Samples categorized as epithelial were overrepresented in ATRT-TYR. ATRT-TYR is characterized by overexpression of tyrosinase (12, 17), which is an important protagonist in neural tube development (22). Our finding that positivity for epithelial marker cytokeratin was also overrepresented in ATRT-TYR, further suggests a link between ATRT-TYR and epithelial differentiation. We have recently shown that cribriform neuroepithelial tumor (CRINET), a rare non-rhabdoid SMARCB1-deficient brain tumor with neuroepithelial histopathology and relatively favorable prognosis (23) shows epigenetic similarities with ATRT-TYR (24). The finding that epithelial features were also over-represented in ATRT-TYR further suggests similarities of ATRT-TYR and CRINET. As further data become available for these rare tumors it will be interesting to learn whether they represent a unique developmental endpoint of ATRT-TYR.

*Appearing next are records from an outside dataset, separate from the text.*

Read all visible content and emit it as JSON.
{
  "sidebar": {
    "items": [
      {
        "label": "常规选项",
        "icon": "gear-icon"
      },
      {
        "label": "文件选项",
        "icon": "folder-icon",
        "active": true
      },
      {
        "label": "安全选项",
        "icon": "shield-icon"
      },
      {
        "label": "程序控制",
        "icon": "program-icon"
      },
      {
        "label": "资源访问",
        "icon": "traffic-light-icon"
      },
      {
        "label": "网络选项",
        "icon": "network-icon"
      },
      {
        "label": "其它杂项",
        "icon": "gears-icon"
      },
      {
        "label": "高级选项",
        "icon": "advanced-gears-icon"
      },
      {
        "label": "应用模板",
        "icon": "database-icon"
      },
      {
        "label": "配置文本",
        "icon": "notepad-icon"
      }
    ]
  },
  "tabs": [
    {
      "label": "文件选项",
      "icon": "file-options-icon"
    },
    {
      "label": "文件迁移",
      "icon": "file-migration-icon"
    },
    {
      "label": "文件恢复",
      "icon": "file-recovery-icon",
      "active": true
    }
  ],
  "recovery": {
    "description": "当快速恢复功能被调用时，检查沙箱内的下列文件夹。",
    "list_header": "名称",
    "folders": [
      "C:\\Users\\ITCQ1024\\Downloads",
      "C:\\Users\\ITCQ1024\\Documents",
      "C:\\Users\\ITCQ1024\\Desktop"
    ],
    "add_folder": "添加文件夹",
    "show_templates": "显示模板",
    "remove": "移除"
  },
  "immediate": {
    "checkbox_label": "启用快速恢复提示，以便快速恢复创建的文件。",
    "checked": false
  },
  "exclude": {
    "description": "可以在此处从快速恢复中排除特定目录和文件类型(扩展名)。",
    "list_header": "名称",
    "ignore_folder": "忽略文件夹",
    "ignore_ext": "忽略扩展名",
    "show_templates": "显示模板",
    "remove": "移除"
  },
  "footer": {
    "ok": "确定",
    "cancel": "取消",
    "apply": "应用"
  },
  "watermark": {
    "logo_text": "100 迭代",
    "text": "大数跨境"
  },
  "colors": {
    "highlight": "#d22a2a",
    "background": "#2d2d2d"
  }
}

Finally, ATRT-MYC were often categorized as mesenchymal or rhabdoid, possibly reflecting the epigenetic similarities of this molecular subgroup with extracranial malignant rhabdoid tumors (25), which in addition to a rhabdoid phenotype may also display areas rich in connective tissue and spindled tumor cells (26).

These findings could also be of diagnostic value. Especially the specificity of epithelial features for ATRT-TYR was high. If present, epithelial features might thus give a first hint on the possibility of ATRT-TYR, which will need to be further confirmed by subsequent DNA methylation profiling (12). The same holds true for the diagnostic value of small-round-blue-cell areas for ATRT-SHH and (to a lesser extent) mesenchymal areas for ATRT-MYC.

One strength of the study is the relatively large number of independent observers. These included experts and trainees from various institutions, suggesting that the results are realistic and could also be applicable in a routine diagnostic setting. We aimed at keeping the rating system simple and chose only a few morphological categories in order to increase the reproducibility of our findings. Even though tissue sections available for morphological examination were relatively large, sampling bias due to tumor heterogeneity cannot be entirely excluded. The fact that the majority of AT/RT contains divergent and transitional histopathological patterns certainly is also contributing to only moderate interobserver agreement. Unsupervised machine learning (27) could be a promising approach to this problem and might aid to identify morphological features associated with molecular subgroups more reproducibly. However, the number of samples for a training cohort would ideally exceed 100 cases per molecular subgroup, a number difficult to achieve especially for ATRT-MYC, which represents only 23% of these rare tumors.

In conclusion, the diversity of morphological patterns in AT/RT is related to molecular subgroup status. Our findings suggest that histopathological features of AT/RT might reflect molecular alterations and may also provide a first hint on molecular subgroup status, which will need to be further confirmed by subsequent DNA methylation profiling.

CONFLICT OF INTEREST

The authors have no competing interests to declare.

AUTHOR CONTRIBUTIONS

Martin Hasselblatt designed the study together with Francesca Zin. Francesca Zin, Jennifer A. Cotter, Christine Haberler, Matthias Dottermusch, Julia Neumann, Ulrich Schüller, Leonille Schweizer, Christian Thomas, Karolina Nemes, Pascal D. Johann, Marcel Kool, Michael C. Frühwald, Werner Paulus, Alexander Judkins, and Martin Hasselblatt were involved in the acquisition, analysis, or interpretation of the data. Francesca Zin drafted the manuscript and all co-authors revised it critically for intellectual content.